One of the greatest issues that Singapore faces is that of an aging population combined with low birth rates—a problem that affects the economy in a number of ways. Singapore’s government has tried to counter the issue by upping immigration quotas, however, that policy has proved unpopular and it’s also brought to light gaping social and economic inequalities that would prove negative to growth and dynamic business. The arguably authoritarian nature of the Singaporean regime is also a cause for increased concern and discontent in a number of factions.
All the same, the Singaporean government has a strong track record and investors believe it’s capable of the right kind of planning to remain a leading economy for the next 50 years.
Sustainable Singapore: A Blueprint for the Future
The Singapore government’s Sustainable Singapore Blueprint is one of the most significant undertakings for the future of the island, not only because it aims to create a cleaner, greener future Singapore, but because it has also attracted some of the largest global companies in the field of sustainability to test out their products and services.
Singapore has always been open to new business and to innovation, and “the small, multi-cultural market of sophisticated and affluent consumers also allows companies to try products, services and approaches before rolling them out to larger Asian countries,” said Rajeev De Mello, head of Asian fixed income at Schroders in Singapore.
Singapore has also positioned itself as a knowledge economy – a wise move, said Carol Pepper, CEO and founder of Pepper International, since it is “a tiny country without a large amount of natural resources.”
In April 2014, the Singapore government invested significantly in several early-stage technology venture capital funds in Singapore, to continue to stimulate early stage tech investing. The continued support for and focus on technology, as well as on other sectors like biotech, will continue to attract new investment and help Singapore’s economy to grow, Pepper said. Valuations are attractive
From a market perspective and a time when it’s become increasingly difficult to find find good value, investors like Brian Jacobsen, chief portfolio strategist at Wells Fargo, are excited about Singapore because the market is attractively valued. “Compared to Korea and Japan, to Hong Kong and Malaysia, Singapore looks a bit cheaper,” Jacobsen said.
The MSCI Singapore Index is currently trading at 13.42% times next year’s earnings, Jacobsen said, which is at discount to other markets and also significantly below its 2007 valuation peak of 17.32% times next year’s earnings.

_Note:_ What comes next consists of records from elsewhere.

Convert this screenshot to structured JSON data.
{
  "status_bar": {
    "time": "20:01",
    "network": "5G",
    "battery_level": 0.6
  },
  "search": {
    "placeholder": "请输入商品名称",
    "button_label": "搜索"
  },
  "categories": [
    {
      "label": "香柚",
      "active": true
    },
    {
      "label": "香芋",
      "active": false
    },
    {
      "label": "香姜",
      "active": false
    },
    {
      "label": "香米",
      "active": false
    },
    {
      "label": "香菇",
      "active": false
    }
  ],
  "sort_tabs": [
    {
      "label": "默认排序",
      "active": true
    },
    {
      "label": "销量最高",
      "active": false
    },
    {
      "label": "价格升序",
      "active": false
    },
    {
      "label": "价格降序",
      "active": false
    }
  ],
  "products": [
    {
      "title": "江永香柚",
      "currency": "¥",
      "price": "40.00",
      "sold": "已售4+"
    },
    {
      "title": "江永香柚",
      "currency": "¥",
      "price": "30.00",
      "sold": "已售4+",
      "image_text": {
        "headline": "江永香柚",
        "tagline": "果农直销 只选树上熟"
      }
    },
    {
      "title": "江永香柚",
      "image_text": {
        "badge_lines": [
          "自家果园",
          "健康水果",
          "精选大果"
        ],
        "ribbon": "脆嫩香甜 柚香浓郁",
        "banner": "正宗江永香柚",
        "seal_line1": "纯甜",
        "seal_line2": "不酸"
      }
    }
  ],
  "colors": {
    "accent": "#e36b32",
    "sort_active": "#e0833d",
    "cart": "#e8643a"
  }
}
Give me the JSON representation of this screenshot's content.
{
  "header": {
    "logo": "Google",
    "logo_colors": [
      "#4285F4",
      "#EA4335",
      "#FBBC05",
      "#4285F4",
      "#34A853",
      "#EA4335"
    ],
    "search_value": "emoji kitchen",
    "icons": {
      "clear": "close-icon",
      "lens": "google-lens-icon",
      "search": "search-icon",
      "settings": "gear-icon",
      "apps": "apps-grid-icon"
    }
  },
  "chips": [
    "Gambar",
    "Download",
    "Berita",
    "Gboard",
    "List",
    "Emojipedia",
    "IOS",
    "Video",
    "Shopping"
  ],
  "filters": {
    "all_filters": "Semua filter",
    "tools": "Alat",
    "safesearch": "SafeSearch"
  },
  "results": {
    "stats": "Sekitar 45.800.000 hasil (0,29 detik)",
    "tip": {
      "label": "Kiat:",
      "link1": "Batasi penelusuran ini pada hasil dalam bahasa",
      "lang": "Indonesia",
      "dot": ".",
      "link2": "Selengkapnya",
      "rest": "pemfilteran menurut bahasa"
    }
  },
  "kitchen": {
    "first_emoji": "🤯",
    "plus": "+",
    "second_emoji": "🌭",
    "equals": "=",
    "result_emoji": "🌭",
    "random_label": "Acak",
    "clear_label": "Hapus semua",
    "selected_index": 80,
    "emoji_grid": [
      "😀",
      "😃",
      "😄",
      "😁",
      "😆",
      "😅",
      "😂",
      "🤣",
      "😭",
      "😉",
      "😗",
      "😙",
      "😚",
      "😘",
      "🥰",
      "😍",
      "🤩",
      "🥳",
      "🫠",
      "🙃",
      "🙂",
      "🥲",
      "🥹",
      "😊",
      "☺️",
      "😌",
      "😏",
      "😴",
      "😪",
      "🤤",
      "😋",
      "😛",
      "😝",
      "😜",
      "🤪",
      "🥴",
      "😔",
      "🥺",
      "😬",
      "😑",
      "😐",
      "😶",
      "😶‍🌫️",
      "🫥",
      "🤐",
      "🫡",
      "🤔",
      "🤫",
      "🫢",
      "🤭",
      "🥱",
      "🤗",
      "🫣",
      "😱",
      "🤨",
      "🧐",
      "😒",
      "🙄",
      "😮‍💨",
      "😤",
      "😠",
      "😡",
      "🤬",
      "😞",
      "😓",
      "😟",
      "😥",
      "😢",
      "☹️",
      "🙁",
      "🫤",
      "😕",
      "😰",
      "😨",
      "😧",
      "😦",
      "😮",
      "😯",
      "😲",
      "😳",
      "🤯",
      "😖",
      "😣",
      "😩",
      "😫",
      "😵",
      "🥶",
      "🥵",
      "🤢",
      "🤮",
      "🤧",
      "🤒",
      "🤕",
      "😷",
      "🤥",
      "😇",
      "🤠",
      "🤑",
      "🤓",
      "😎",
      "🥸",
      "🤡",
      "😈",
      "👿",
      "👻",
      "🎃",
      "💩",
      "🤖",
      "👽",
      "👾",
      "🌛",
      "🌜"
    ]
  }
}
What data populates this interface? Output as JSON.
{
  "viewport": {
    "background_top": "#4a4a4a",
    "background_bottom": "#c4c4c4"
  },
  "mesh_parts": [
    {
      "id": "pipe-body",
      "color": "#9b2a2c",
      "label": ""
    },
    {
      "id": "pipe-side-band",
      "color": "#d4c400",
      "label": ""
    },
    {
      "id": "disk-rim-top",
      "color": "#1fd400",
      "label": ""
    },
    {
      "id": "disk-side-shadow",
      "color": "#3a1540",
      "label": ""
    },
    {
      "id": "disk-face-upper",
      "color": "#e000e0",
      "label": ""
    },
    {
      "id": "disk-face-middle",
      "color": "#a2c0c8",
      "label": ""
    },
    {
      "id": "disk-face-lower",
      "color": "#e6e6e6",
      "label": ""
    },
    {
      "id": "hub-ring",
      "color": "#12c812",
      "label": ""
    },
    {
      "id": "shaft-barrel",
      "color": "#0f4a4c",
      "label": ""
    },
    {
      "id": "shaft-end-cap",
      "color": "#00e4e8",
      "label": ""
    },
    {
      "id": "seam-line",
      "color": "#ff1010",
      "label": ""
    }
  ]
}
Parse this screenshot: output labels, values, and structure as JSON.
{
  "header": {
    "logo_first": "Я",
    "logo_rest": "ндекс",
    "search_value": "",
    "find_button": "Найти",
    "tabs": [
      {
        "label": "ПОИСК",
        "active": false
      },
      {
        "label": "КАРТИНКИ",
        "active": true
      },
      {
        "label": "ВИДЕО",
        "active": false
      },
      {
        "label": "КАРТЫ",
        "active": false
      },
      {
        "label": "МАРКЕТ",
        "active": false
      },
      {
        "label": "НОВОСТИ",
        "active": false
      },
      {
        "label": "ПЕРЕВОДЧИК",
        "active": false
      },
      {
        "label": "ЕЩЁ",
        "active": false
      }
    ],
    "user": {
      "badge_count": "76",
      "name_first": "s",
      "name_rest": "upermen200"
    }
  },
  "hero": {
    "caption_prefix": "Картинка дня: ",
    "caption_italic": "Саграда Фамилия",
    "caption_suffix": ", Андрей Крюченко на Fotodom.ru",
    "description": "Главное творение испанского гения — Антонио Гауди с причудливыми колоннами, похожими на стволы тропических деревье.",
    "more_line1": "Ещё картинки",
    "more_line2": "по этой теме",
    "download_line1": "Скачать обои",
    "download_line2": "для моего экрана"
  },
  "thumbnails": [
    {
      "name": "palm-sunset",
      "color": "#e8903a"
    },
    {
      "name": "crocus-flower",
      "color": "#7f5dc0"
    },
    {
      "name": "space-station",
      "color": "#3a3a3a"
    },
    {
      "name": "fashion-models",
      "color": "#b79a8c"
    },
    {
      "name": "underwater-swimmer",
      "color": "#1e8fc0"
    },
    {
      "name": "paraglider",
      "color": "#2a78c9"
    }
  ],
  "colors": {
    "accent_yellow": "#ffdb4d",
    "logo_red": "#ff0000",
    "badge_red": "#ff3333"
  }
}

“So from a valuation perspective, I find it pretty attractive, although Singapore is a pretty small market,” Jacobsen said. “However, it’s a good place to be invested and I am very optimistic about their future and for increased investment opportunities as the green hub and tech hub ideas continue to broaden the market out.”
Singapore has been and remains an attractive economy to U.S. investors for its highly educated workforce, strict rule of law and friendly business environment, among others, Pepper said.
With no barriers to trade or capital, it is easy enough to establish a business in Singapore, and government representatives are also “enthusiastically supportive of the development of a strong wealth management and family office industry in Singapore,” she said.
Singapore has always been and remains a regional safe haven, De Mello said, “viewed by people and investors in the region as a safe place to move to and move their assets in case of trouble without having to leave the region. It is financially stable with a stable currency, interest rates and equity markets, as well as a largely balanced budget, trade surplus and large foreign currency reserves. For its size, Singapore has large and open capital markets and that benefits the rest of the region by encouraging regional companies to list there.”
Most importantly, investors like the fact that there is policy continuity in Singapore, De Mello said, and that the only adjustments are “incremental” and remain consistent with the country’s long-term vision.”